With sky-high commercial rents and a peckish consumer base with no dearth of alternatives, thriving in Singapore's competitive food and beverage (F&B) industry is tough; it takes anywhere between 18 months to three years for new entrants to break even, according to one industry boss.
But Edina Hong, one half of the dynamic duo at the Emmanuel Stroobant Group, said that by staying lean in a sector with wafer-thin margins, it was possible to succeed. With her husband, award-winning chef Emmanuel Stroobant, Hong oversees operations at the eight mid-market restaurants owned by the group in the city-state.
"We are pretty lean," Hong told CNBC's "Managing Asia."
"Off the top of my head, [we make] somewhere between 10 to 12 million [Singapore dollars] ($7 million - $8.4 million) in revenue a year."
The profit margin is about 10 percent. "It is unfortunate," Hong said, "that F&B is not one of those industries [where] you have fantastic percentages in terms of profitability."

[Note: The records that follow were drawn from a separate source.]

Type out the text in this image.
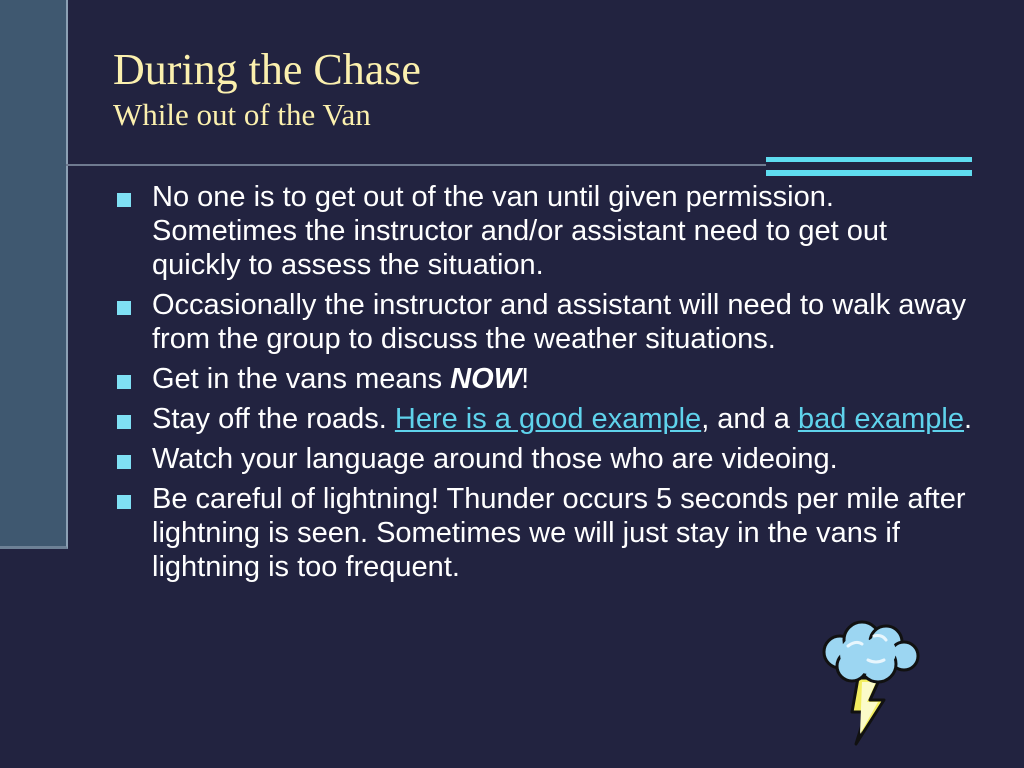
During the Chase
While out of the Van
No one is to get out of the van until given permission. Sometimes the instructor and/or assistant need to get out quickly to assess the situation.
Occasionally the instructor and assistant will need to walk away from the group to discuss the weather situations.
Get in the vans means NOW!
Stay off the roads. Here is a good example, and a bad example.
Watch your language around those who are videoing.
Be careful of lightning! Thunder occurs 5 seconds per mile after lightning is seen. Sometimes we will just stay in the vans if lightning is too frequent.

Of the chain of restaurants Hong and Stroobant own, the stand-out is Saint Pierre, which offers French fare at the luxury residential enclave Sentosa Cove in the eastern part of Sentosa - an island resort off the Singapore mainland that is popular among tourists.
The restaurant was initially a fine dining haunt but since relocating from Central Mall on Magazine Road to Sentosa it has leaned towards casual dining, in response to the local customer base.